Über Deutschland muss man förmlich stolpern. Allein schon geografisch kommt man – zumindest als Europäer – schlechterdings an ihm nicht vorbei, liegt es doch dick und rund mitten auf dem Kontinent. Wer auf dem Landweg von Moskau nach Paris, von Rom nach Stockholm oder von Amsterdam nach Budapest reisen will, der kommt um Deutschland und die Deutschen buchstäblich nicht herum. Deutschland liegt immer auf dem Weg. Und manchmal, das soll nicht verheimlicht werden, ist es auch ganz einfach im Weg.

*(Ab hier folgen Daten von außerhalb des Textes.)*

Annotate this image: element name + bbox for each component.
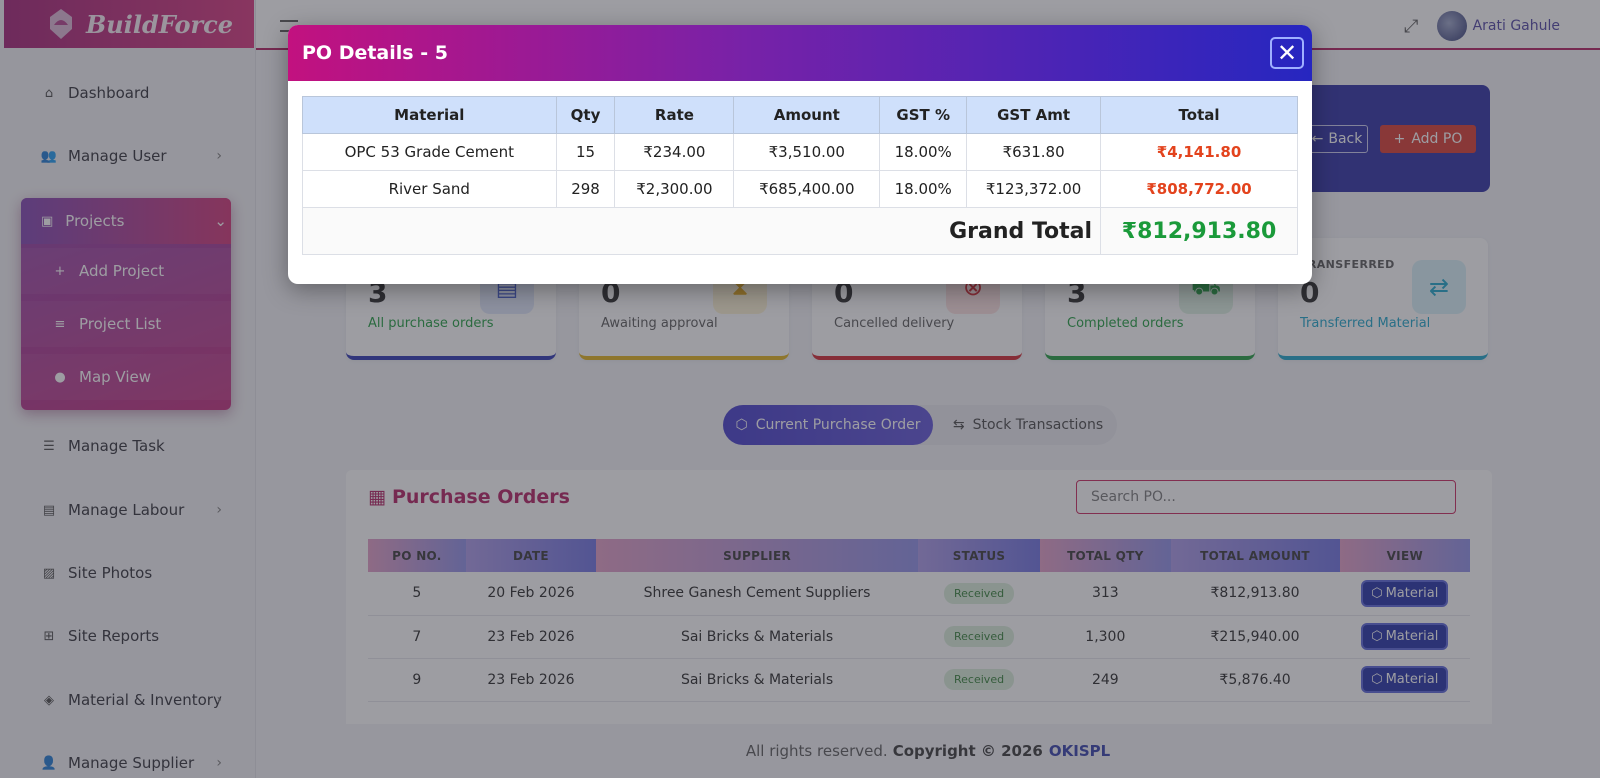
close-icon: ✕ xyxy=(1276,39,1298,67)
column-header: Material xyxy=(302,96,557,134)
column-header: GST Amt xyxy=(966,96,1102,134)
material-name: River Sand xyxy=(302,170,557,208)
column-header: Qty xyxy=(555,96,616,134)
row-total: ₹808,772.00 xyxy=(1100,170,1298,208)
gst-percent: 18.00% xyxy=(879,170,968,208)
material-amount: ₹685,400.00 xyxy=(733,170,881,208)
material-qty: 298 xyxy=(555,170,616,208)
po-details-modal: PO Details - 5 ✕ Material Qty Rate Amoun… xyxy=(288,25,1312,284)
table-row: River Sand 298 ₹2,300.00 ₹685,400.00 18.… xyxy=(302,170,1298,208)
material-name: OPC 53 Grade Cement xyxy=(302,133,557,171)
grand-total-label: Grand Total xyxy=(301,207,1102,255)
row-total: ₹4,141.80 xyxy=(1100,133,1298,171)
table-header-row: Material Qty Rate Amount GST % GST Amt T… xyxy=(302,96,1298,134)
gst-percent: 18.00% xyxy=(879,133,968,171)
gst-amount: ₹123,372.00 xyxy=(966,170,1102,208)
material-qty: 15 xyxy=(555,133,616,171)
close-button[interactable]: ✕ xyxy=(1270,37,1304,69)
gst-amount: ₹631.80 xyxy=(966,133,1102,171)
column-header: Rate xyxy=(614,96,735,134)
material-rate: ₹234.00 xyxy=(614,133,735,171)
po-details-table: Material Qty Rate Amount GST % GST Amt T… xyxy=(301,96,1298,255)
material-rate: ₹2,300.00 xyxy=(614,170,735,208)
grand-total-row: Grand Total ₹812,913.80 xyxy=(301,207,1298,255)
modal-header: PO Details - 5 xyxy=(288,25,1312,81)
column-header: GST % xyxy=(879,96,968,134)
table-row: OPC 53 Grade Cement 15 ₹234.00 ₹3,510.00… xyxy=(302,133,1298,171)
column-header: Amount xyxy=(733,96,881,134)
column-header: Total xyxy=(1100,96,1298,134)
material-amount: ₹3,510.00 xyxy=(733,133,881,171)
modal-title: PO Details - 5 xyxy=(302,42,448,64)
grand-total-value: ₹812,913.80 xyxy=(1100,207,1298,255)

Kein zweites Land in Europa grenzt an so viele Nachbarstaaten – größere und kleinere, ärmere und reichere, romanische, germanische und slawische. Sie alle werden – ob sie es nun wollen oder nicht – mehr oder weniger stark von Deutschland beeinflusst: wirtschaftlich sowieso, politisch wieder nachhaltiger als früher, aber auch kulturell (obschon das traditionell meist eine Straße in zwei Richtungen war).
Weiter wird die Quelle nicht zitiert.